Certain Affinity founder Max Hoberman is prepared to pay for moving expenses so employees can be safe

As large areas of the United States grow increasingly hostile toward trans folks and abortion rights, one Texas game studio CEO is promising to assist employees who want to leave the state should it come to that (h/t GamesIndustry.biz).


“As a demonstration of our company values, today I am making this commitment to you,” Certain Affinity CEO Max Hoberman wrote in a letter to his employees. “If the state or province that you live in restricts access to what a majority of medical experts consider essential care, and this makes remaining there untenable for you and your family, we will cover the pre-approved, documented, reasonable out-of-pocket costs of your relocation to another, safer state or province that we operate in.”


Hoberman founded Certain Affinity almost 16 years ago after leaving his position at Bungie as the Halo series’ multiplayer and online lead. Since then, the company has provided support on games like Halo Infinite, Doom (2016), and Left 4 Dead and grown to over 250 workers, many of whom operate out of Certain Affinity’s main offices in Austin. The studio also has an office in Toronto, Ontario as well as employees who work remotely.


Texas is, without a doubt, one of the worst places to be transgender in the United States. The sheer breadth of its historical bigotry is hard to get out in one breath, but some examples include the February 2022 legal opinion by Texas attorney general Ken Paxton that gender-affirming care for trans youth should be considered child abuse under state law and governor Greg Abbott’s subsequent directions asking state agencies to investigate the parents of trans children.

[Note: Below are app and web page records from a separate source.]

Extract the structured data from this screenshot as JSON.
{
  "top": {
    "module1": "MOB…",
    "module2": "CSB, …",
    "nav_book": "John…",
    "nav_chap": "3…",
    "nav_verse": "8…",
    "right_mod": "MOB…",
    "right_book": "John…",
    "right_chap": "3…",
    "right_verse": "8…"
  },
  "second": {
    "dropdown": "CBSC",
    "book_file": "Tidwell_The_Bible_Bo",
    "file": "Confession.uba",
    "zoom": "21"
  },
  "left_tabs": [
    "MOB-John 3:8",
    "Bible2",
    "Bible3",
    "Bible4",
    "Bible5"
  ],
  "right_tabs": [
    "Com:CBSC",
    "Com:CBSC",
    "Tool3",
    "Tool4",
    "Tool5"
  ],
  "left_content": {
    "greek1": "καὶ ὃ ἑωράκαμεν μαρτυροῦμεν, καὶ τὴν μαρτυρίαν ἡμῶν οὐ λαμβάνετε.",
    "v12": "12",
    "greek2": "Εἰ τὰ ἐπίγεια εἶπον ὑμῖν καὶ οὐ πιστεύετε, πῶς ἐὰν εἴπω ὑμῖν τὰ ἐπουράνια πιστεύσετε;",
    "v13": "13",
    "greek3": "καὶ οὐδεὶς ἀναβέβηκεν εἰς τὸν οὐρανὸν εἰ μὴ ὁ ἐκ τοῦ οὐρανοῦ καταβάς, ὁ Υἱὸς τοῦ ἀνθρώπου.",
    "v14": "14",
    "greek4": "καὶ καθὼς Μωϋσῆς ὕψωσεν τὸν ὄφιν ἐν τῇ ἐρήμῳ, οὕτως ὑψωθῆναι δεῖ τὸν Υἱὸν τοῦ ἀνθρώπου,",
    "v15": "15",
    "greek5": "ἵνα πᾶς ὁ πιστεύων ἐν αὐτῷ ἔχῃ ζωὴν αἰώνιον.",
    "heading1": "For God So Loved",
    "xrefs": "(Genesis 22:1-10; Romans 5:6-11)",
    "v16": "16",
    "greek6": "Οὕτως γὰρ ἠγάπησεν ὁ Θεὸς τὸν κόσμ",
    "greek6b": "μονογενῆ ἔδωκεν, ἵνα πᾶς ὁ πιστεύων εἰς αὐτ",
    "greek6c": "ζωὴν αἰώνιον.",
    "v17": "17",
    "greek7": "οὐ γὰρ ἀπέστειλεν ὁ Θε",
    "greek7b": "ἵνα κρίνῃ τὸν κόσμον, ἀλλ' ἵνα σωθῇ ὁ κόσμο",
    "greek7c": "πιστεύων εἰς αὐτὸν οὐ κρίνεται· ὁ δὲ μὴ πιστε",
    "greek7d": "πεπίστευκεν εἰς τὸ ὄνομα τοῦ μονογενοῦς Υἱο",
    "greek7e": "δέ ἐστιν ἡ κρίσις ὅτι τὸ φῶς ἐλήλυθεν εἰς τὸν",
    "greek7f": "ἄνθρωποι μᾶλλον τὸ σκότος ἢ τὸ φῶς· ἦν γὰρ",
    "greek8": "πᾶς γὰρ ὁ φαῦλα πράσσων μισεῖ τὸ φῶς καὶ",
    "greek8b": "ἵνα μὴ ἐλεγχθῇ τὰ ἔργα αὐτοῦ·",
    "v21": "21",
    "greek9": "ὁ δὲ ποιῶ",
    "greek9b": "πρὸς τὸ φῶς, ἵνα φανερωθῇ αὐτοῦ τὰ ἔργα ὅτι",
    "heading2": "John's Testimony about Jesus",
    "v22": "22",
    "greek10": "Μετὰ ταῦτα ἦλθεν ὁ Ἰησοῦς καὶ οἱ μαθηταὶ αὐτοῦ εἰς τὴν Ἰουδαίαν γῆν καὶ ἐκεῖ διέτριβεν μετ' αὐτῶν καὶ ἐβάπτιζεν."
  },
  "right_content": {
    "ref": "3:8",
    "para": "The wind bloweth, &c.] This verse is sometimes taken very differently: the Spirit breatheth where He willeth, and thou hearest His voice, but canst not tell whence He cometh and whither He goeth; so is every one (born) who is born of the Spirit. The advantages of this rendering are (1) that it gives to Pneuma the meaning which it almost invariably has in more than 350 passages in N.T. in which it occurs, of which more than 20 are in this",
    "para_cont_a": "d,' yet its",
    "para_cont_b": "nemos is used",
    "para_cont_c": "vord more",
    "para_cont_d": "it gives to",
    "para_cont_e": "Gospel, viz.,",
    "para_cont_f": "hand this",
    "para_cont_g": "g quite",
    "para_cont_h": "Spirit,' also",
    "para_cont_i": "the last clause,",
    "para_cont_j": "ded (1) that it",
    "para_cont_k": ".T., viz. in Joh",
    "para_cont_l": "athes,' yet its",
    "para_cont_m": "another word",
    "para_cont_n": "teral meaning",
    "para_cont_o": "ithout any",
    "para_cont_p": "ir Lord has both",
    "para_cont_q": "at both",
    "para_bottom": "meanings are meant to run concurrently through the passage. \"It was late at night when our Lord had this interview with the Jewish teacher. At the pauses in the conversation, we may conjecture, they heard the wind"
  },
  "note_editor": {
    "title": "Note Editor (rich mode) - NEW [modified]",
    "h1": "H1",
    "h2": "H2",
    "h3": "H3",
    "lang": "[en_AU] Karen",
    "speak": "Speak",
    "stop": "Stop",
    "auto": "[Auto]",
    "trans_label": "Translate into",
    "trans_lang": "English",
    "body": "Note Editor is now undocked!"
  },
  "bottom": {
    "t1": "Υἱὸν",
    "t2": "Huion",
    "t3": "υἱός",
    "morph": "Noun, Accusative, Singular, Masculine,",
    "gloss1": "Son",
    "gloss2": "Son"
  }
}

Similarly, the recent leak of a Supreme Court document detailing plans by its conservative judges to overturn the landmark 1973 federal reproductive rights decision Roe v. Wade and return such policy-making to individual states further antagonized Texans who (correctly) believe abortions are a medical necessity. The state government, after slowly chipping away at abortion rights for years, passed a “trigger law” in 2021 that will ban the procedure after 30 days if and when Roe v. Wade is overturned.